Me, a white guy from Arizona, and Gordon, a black guy from Lima, Ohio, had become brothers, brought close by the experiences we had shared. We talked to each other constantly, honestly and without any filters. That’s one of the few benefits of living through a war—you tend to drop any pretense and say exactly what you think. You have to. Life’s too short, you realize in wartime, to beat around the bush.
“Me?” Gordon said. “I’m afraid one of these rockets’ll land on our heads, just when I’m ready to go home.” He laughed when he said it, war’s dark humor playing ironic tricks on us. Gordon was ready to die, too, which made him fearless. Another rocket exploded, not that far away. The ground shook, and a hail of gravel rained into our bunker.
“Hey, you never hear the one that gets you,” I said.
“There it is,” Gordon said.
Sometimes we talked like that, repeating the old shorthand, slogans and mottos all the GI’s used all the time. Everyone knew them, and everyone knew they were clichés, but no one minded. They seemed comforting, familiar, as though we shared a regional dialect or some secret password.
We both thought we would die at any moment during our tour in Vietnam, but against the odds, Gordon and I both made it out. He went home to a job on the assembly line at the Ford plant in Lima, and I went back to my university classes. A few minutes ago, as I sat writing this essay, I decided to see if I could find Gordon on Facebook. I had tried many times before, had even attempted to get a phone number or an address, all to no avail. He was my closest friend in the war, and his friendship helped me get through it, but we hadn’t talked to each other in more than forty years. I missed him.

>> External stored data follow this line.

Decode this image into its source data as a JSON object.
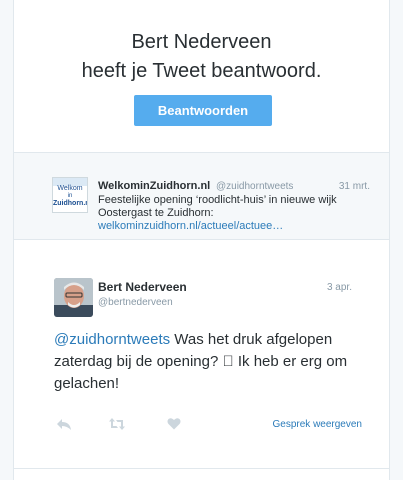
{
  "header": {
    "line1": "Bert Nederveen",
    "line2": "heeft je Tweet beantwoord.",
    "reply_button": "Beantwoorden"
  },
  "quoted_tweet": {
    "avatar_text": [
      "Welkom",
      "in",
      "Zuidhorn.nl"
    ],
    "name": "WelkominZuidhorn.nl",
    "handle": "@zuidhorntweets",
    "time": "31 mrt.",
    "text": "Feestelijke opening ‘roodlicht-huis’ in nieuwe wijk Oostergast te Zuidhorn:",
    "link": "welkominzuidhorn.nl/actueel/actuee…"
  },
  "reply_tweet": {
    "name": "Bert Nederveen",
    "handle": "@bertnederveen",
    "time": "3 apr.",
    "mention": "@zuidhorntweets",
    "text": " Was het druk afgelopen zaterdag bij de opening? ⃞ Ik heb er erg om gelachen!"
  },
  "actions": {
    "reply_icon": "reply-icon",
    "retweet_icon": "retweet-icon",
    "favorite_icon": "heart-icon",
    "conversation_link": "Gesprek weergeven"
  },
  "colors": {
    "accent": "#55acee",
    "link": "#2b7bb9",
    "muted": "#8899a6",
    "text": "#292f33"
  }
}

This time, though, when I typed Gordon’s name, up came a few new Facebook pages. The one I stared at the longest—Gordon Haithcock’s obituary, posted just a few months ago by one of his sons.

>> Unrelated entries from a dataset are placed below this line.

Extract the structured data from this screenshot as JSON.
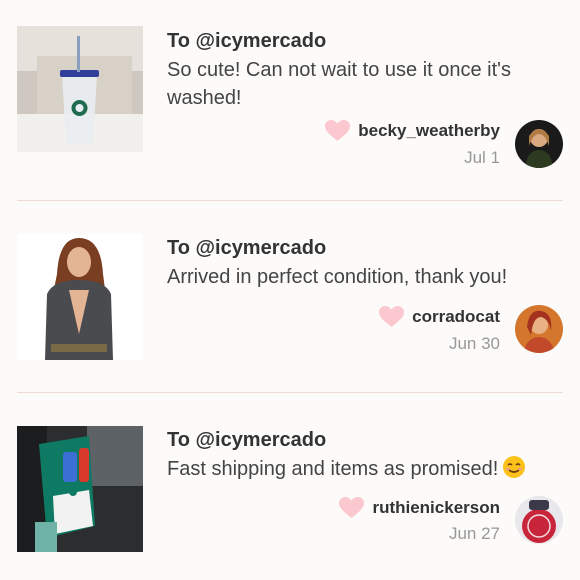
{
  "reviews": [
    {
      "to": "To @icymercado",
      "comment": "So cute! Can not wait to use it once it's washed!",
      "username": "becky_weatherby",
      "date": "Jul 1",
      "thumbnail": "starbucks-cold-cup-photo",
      "avatar": "user-avatar-becky"
    },
    {
      "to": "To @icymercado",
      "comment": "Arrived in perfect condition, thank you!",
      "username": "corradocat",
      "date": "Jun 30",
      "thumbnail": "model-in-cardigan-photo",
      "avatar": "user-avatar-corradocat"
    },
    {
      "to": "To @icymercado",
      "comment": "Fast shipping and items as promised!",
      "username": "ruthienickerson",
      "date": "Jun 27",
      "thumbnail": "starbucks-box-in-car-photo",
      "avatar": "user-avatar-ruthie",
      "emoji": "smiling-face-emoji"
    }
  ],
  "colors": {
    "heart": "#fbc8cf",
    "divider": "#efdcd4",
    "text": "#333333",
    "muted": "#999999"
  }
}
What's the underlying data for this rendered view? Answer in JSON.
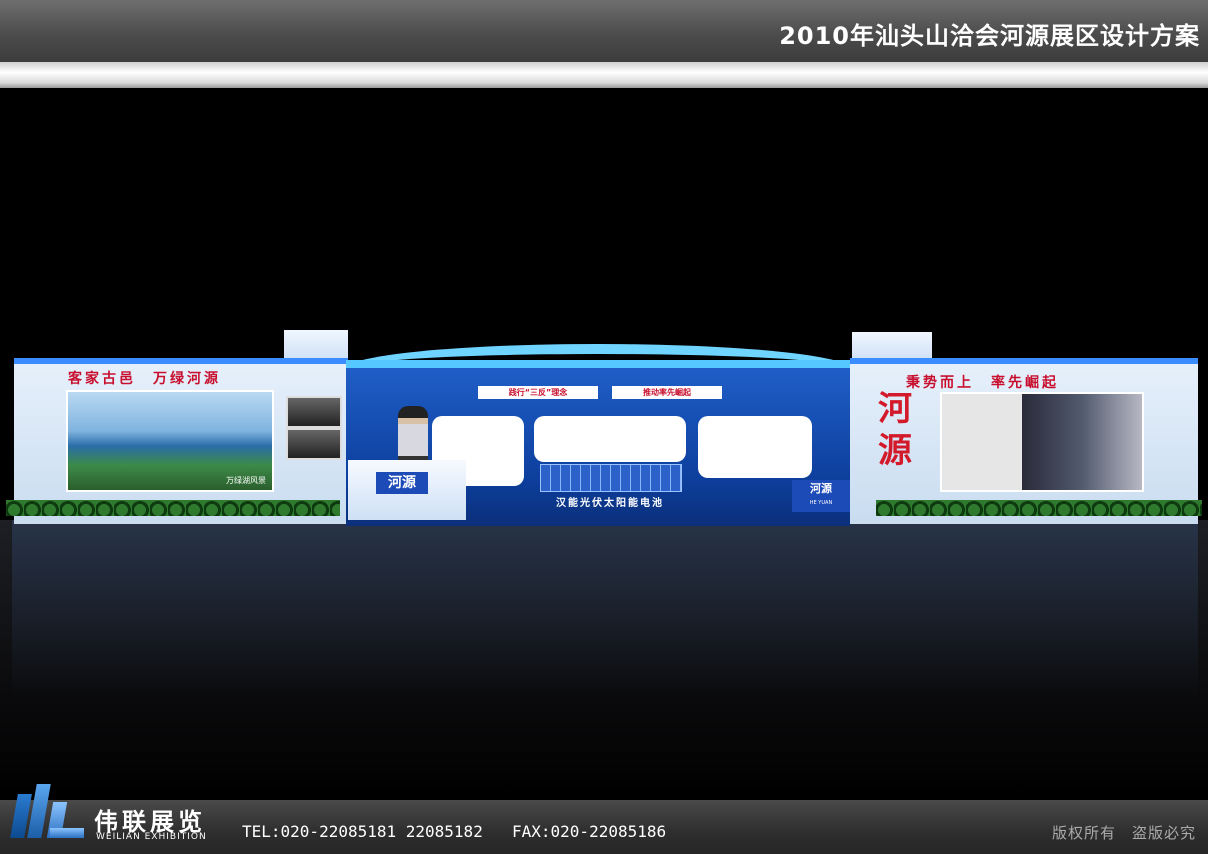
{
  "header": {
    "title": "2010年汕头山洽会河源展区设计方案"
  },
  "booth": {
    "left_slogan": "客家古邑　万绿河源",
    "right_slogan": "秉势而上　率先崛起",
    "big_title": "河源",
    "lake_caption": "万绿湖风景",
    "banner_left": "践行“三反”理念",
    "banner_right": "推动率先崛起",
    "solar_label": "汉能光伏太阳能电池",
    "counter_left": "河源",
    "counter_right": "河源",
    "counter_right_sub": "HE YUAN"
  },
  "footer": {
    "brand_cn": "伟联展览",
    "brand_en": "WEILIAN EXHIBITION",
    "tel": "TEL:020-22085181 22085182",
    "fax": "FAX:020-22085186",
    "rights": "版权所有　盗版必究"
  },
  "colors": {
    "accent_blue": "#3a8cff",
    "slogan_red": "#c8102e"
  }
}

He died at home. For that I’m grateful. He had two grown sons, and eight grandchildren, his obit said. His wife had passed eight years before. He had retired from Ford, and he left this world soon after.
I sat and stared at the screen and felt all the emotions come back, tears welling up and spilling over. My throat choked closed. Then I wept for my friend and his gentle soul. Once more I could hear his voice asking me, from beyond the veil that separates this life from the next one, “What do you fear most?”
So I decided to write this series of essays about fear and how to overcome it, and dedicate them to my fearless friend Gordon Haithcock, whose good gentle soul now finally rests in peace:
Be ye capable of all good, eager to work for the cause of unity and peace, sacrificing all for this. Be eager to suffer for such an end. Forget yourself, forget personal danger, personal evil and inconvenience. Have no fear of evil to yourself in the great cause of unity and peace. Be dissolved in love, so that you may lose consciousness of everything except the good of all. – Abdu’l-Baha, Star of the West, Volume 2, p. 5.